INFIDEL: Horror + Rassismus = ?

„Infidel“ bedeutet, wenn ich mein Latein zusammenkratze, „ungläubig“ und wird im englischen Sprachgebrauch pejorativ (mehr Latein!) benutzt: Ein „Infidel“ ist nicht nur ein „Ungläubiger“, sondern ein „Heide“, ein antireligiös eingestellter Mensch, ein schlimmer Finger von der Gegenseite!

Ich halte den Titel INFIDEL für unglücklich gewählt, weil ich nicht weiß, welche Figur in diesem Comic damit gemeint sein soll. Hauptfigur Aisha? Die ist gläubige Muslima in einem mehrheitlich agnostischem Umfeld bzw. einer Nachbarschaft passiv-christlicher Gesinnung.
Aisha wird misstrauisch beäugt, aber keineswegs von fundamentalchristlichen Eiferern angegangen. Sie scheint mir mehr als ein ALIEN oder ein FOREIGNER begriffen zu werden, aber nicht unbedingt als INFIDEL.

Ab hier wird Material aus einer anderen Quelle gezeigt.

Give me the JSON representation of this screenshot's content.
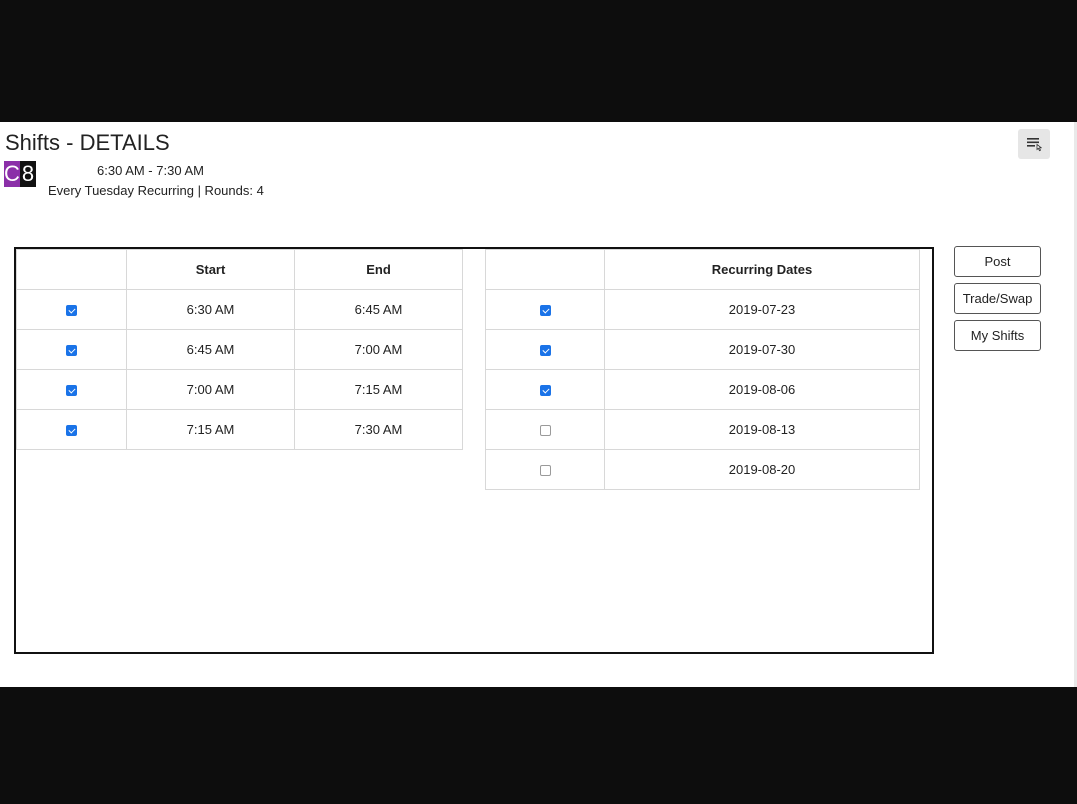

Na gut, mein Problem, wenn ich den Begriff INFIDEL anders konnotiere
Jedenfalls wollte ich sagen, dass ein Titel wie HOUSE OF HATE sehr viel besser gegriffen hätte und auch Sujet und Stimmung dieses Werk wortwörtlich eleganter „verortet“ hätte.

Aus der Wand dringen Hassgespenster auf Aisha ein.

 

Doch fangen wir unsere Analyse ausnahmsweise mal ganz hinten an:

Neben einem Vorwort und einem Nachwort bietet der schöne Hardcoverband noch eine „Zusammenfassung“ auf den letzten Seiten. Hierin erklärt der Verlag die Handlung auf zwei Seiten nochmals – als sei der Redaktion bewusst, dass es nicht schaden kann, die Sache in Aufsatzform niederzuschreiben.
Kurios! Das habe ich so noch nie gesehen.
Ich war aber sehr dankbar dafür, denn es hat meine Lesart des Comics größtenteils bestätigt.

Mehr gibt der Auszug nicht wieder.